The Chinese started mining yellow jade in 6000 BC. Confucius (551—479 BC) thought it had properties that encouraged purity, bravery and honesty.  Its yellow varies from lemon to golden; I have mostly the shade you see here which in my mind is mustard seed.  Its yellow properties are caused by iron leaching during its weathering stage.  Yellow jade was beloved by Emperors and the Imperial Court; mostly sculpted into imposing foo dogs and pagodas.

The necklace is 19” and has a brass clasp and vermeil beads.
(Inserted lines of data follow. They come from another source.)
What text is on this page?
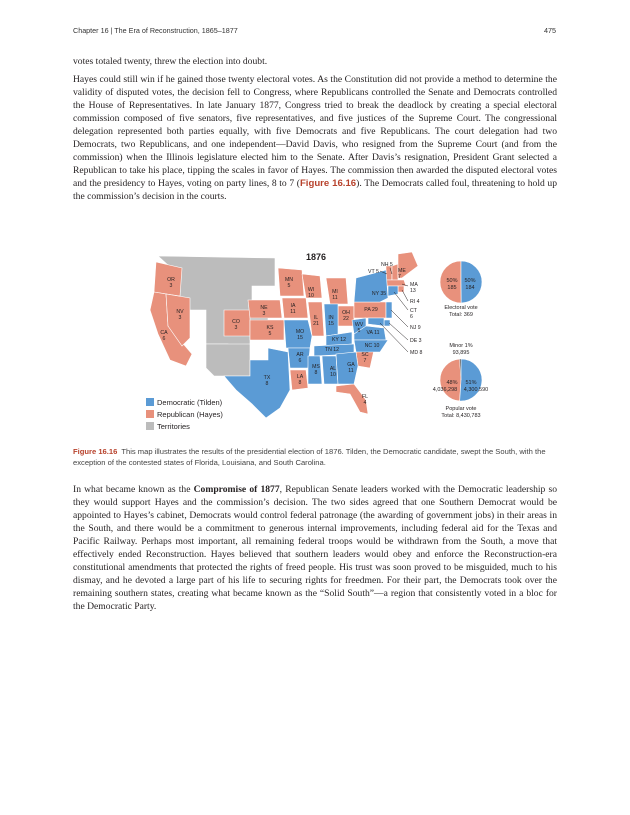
Chapter 16 | The Era of Reconstruction, 1865–1877	475
votes totaled twenty, threw the election into doubt.
Hayes could still win if he gained those twenty electoral votes. As the Constitution did not provide a method to determine the validity of disputed votes, the decision fell to Congress, where Republicans controlled the Senate and Democrats controlled the House of Representatives. In late January 1877, Congress tried to break the deadlock by creating a special electoral commission composed of five senators, five representatives, and five justices of the Supreme Court. The congressional delegation represented both parties equally, with five Democrats and five Republicans. The court delegation had two Democrats, two Republicans, and one independent—David Davis, who resigned from the Supreme Court (and from the commission) when the Illinois legislature elected him to the Senate. After Davis’s resignation, President Grant selected a Republican to take his place, tipping the scales in favor of Hayes. The commission then awarded the disputed electoral votes and the presidency to Hayes, voting on party lines, 8 to 7 (Figure 16.16). The Democrats called foul, threatening to hold up the commission’s decision in the courts.
1876
OR 3
CA 6
NV 3
CO 3
NE 3
KS 5
MN 5
IA 11
WI 10
MI 11
IL 21
IN 15
OH 22
PA 29
NY 35
MO 15	KY 12
WV 5	VA 11
NC 10
TN 12
AR 6
LA 8
MS 8
AL 10
GA 11
SC 7
FL 4
TX 8
NH 5
VT 5	ME 7
MA 13
RI 4
CT 6
NJ 9
DE 3
MD 8
Democratic (Tilden)
Republican (Hayes)
Territories
50%
185
50%
184
Electoral vote Total: 369
Minor 1% 93,895
48%
4,036,298
51%
4,300,590
Popular vote Total: 8,430,783
Figure 16.16 This map illustrates the results of the presidential election of 1876. Tilden, the Democratic candidate, swept the South, with the exception of the contested states of Florida, Louisiana, and South Carolina.
In what became known as the Compromise of 1877, Republican Senate leaders worked with the Democratic leadership so they would support Hayes and the commission’s decision. The two sides agreed that one Southern Democrat would be appointed to Hayes’s cabinet, Democrats would control federal patronage (the awarding of government jobs) in their areas in the South, and there would be a commitment to generous internal improvements, including federal aid for the Texas and Pacific Railway. Perhaps most important, all remaining federal troops would be withdrawn from the South, a move that effectively ended Reconstruction. Hayes believed that southern leaders would obey and enforce the Reconstruction-era constitutional amendments that protected the rights of freed people. His trust was soon proved to be misguided, much to his dismay, and he devoted a large part of his life to securing rights for freedmen. For their part, the Democrats took over the remaining southern states, creating what became known as the “Solid South”—a region that consistently voted in a bloc for the Democratic Party.
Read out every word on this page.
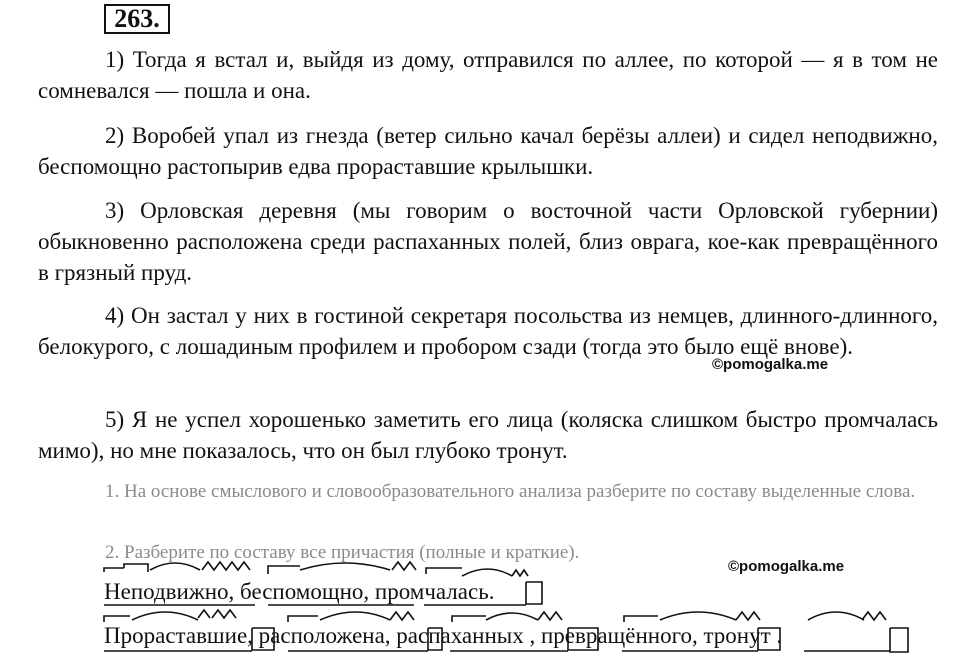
263.

1) Тогда я встал и, выйдя из дому, отправился по аллее, по которой — я в том не сомневался — пошла и она.

2) Воробей упал из гнезда (ветер сильно качал берёзы аллеи) и сидел неподвижно, беспомощно растопырив едва прораставшие крылышки.

3) Орловская деревня (мы говорим о восточной части Орловской губернии) обыкновенно расположена среди распаханных полей, близ оврага, кое-как превращённого в грязный пруд.

4) Он застал у них в гостиной секретаря посольства из немцев, длинного-длинного, белокурого, с лошадиным профилем и пробором сзади (тогда это было ещё внове).

5) Я не успел хорошенько заметить его лица (коляска слишком быстро промчалась мимо), но мне показалось, что он был глубоко тронут.

©pomogalka.me

1. На основе смыслового и словообразовательного анализа разберите по составу выделенные слова.

2. Разберите по составу все причастия (полные и краткие).

©pomogalka.me
Неподвижно, беспомощно, промчалась.
Прораставшие, расположена, распаханных , превращённого, тронут .
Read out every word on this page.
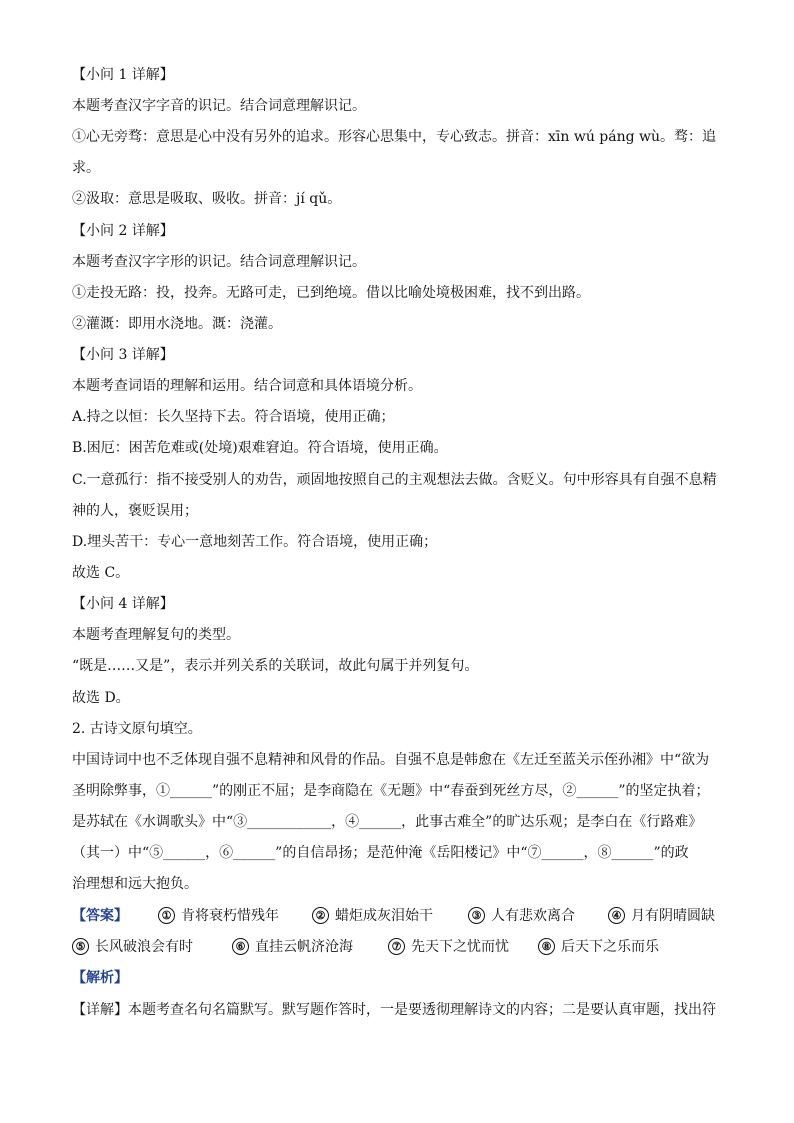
【小问 1 详解】
本题考查汉字字音的识记。结合词意理解识记。
①心无旁骛：意思是心中没有另外的追求。形容心思集中，专心致志。拼音：xīn wú páng wù。骛：追
求。
②汲取：意思是吸取、吸收。拼音：jí qǔ。
【小问 2 详解】
本题考查汉字字形的识记。结合词意理解识记。
①走投无路：投，投奔。无路可走，已到绝境。借以比喻处境极困难，找不到出路。
②灌溉：即用水浇地。溉：浇灌。
【小问 3 详解】
本题考查词语的理解和运用。结合词意和具体语境分析。
A.持之以恒：长久坚持下去。符合语境，使用正确；
B.困厄：困苦危难或(处境)艰难窘迫。符合语境，使用正确。
C.一意孤行：指不接受别人的劝告，顽固地按照自己的主观想法去做。含贬义。句中形容具有自强不息精
神的人，褒贬误用；
D.埋头苦干：专心一意地刻苦工作。符合语境，使用正确；
故选 C。
【小问 4 详解】
本题考查理解复句的类型。
“既是……又是”，表示并列关系的关联词，故此句属于并列复句。
故选 D。
2. 古诗文原句填空。
中国诗词中也不乏体现自强不息精神和风骨的作品。自强不息是韩愈在《左迁至蓝关示侄孙湘》中“欲为
圣明除弊事，①______”的刚正不屈；是李商隐在《无题》中“春蚕到死丝方尽，②______”的坚定执着；
是苏轼在《水调歌头》中“③____________，④______，此事古难全”的旷达乐观；是李白在《行路难》
（其一）中“⑤______，⑥______”的自信昂扬；是范仲淹《岳阳楼记》中“⑦______，⑧______”的政
治理想和远大抱负。
【答案】	① 肯将衰朽惜残年	② 蜡炬成灰泪始干	③ 人有悲欢离合	④ 月有阴晴圆缺
⑤ 长风破浪会有时	⑥ 直挂云帆济沧海	⑦ 先天下之忧而忧	⑧ 后天下之乐而乐
【解析】
【详解】本题考查名句名篇默写。默写题作答时，一是要透彻理解诗文的内容；二是要认真审题，找出符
Matching earrings.  $119.

Picaresque

 

 

Necklace "Picaresque"

 

I intuitively named this necklace “Picaresque.” Upon thinking of the meaning as rogue or bohemian, it is really appropriate. This necklace is all about the centerpiece; I made it in a class in the 90’s, wore it in the bohemian era on a cord, and put it aside.

Recycled, reused and re-invented, it is happy now with yellow jade beads tying the centerpiece to the necklace. Only after living in Hong Kong and becoming a regular at the Jade Market did I realize how many colors of jade there are! This strand is a honey mustard shade, interspersed with the same ethnic beads as the centerpiece. It is finished with a gold metal clasp.

Let me describe the delicious beads featured in the centerpiece: The most roguish are the two irregular rounds of ram’s horn—the first and only time I had a chance to buy ram’s horn; from Morocco’s Atlas Mountains as I recall. My next favorite beads are the jasper and yellow striped beads. They are trade beads from Mozambique that I bought in a Lisbon, Portugal flea market in 1965…long before beading was a word that had even drifted through my mind!

You’ll also notice a conical wood bead in the same honey mustard shade, two ethnic jasper beads of unknown provenance, green sand-cast glass African beads, and glass jasper spacers. The framework for the centerpiece is brass wire.

The necklace measures 22” with the centerpiece 3” wide by 3 ½” long. The price is $215 including shipping.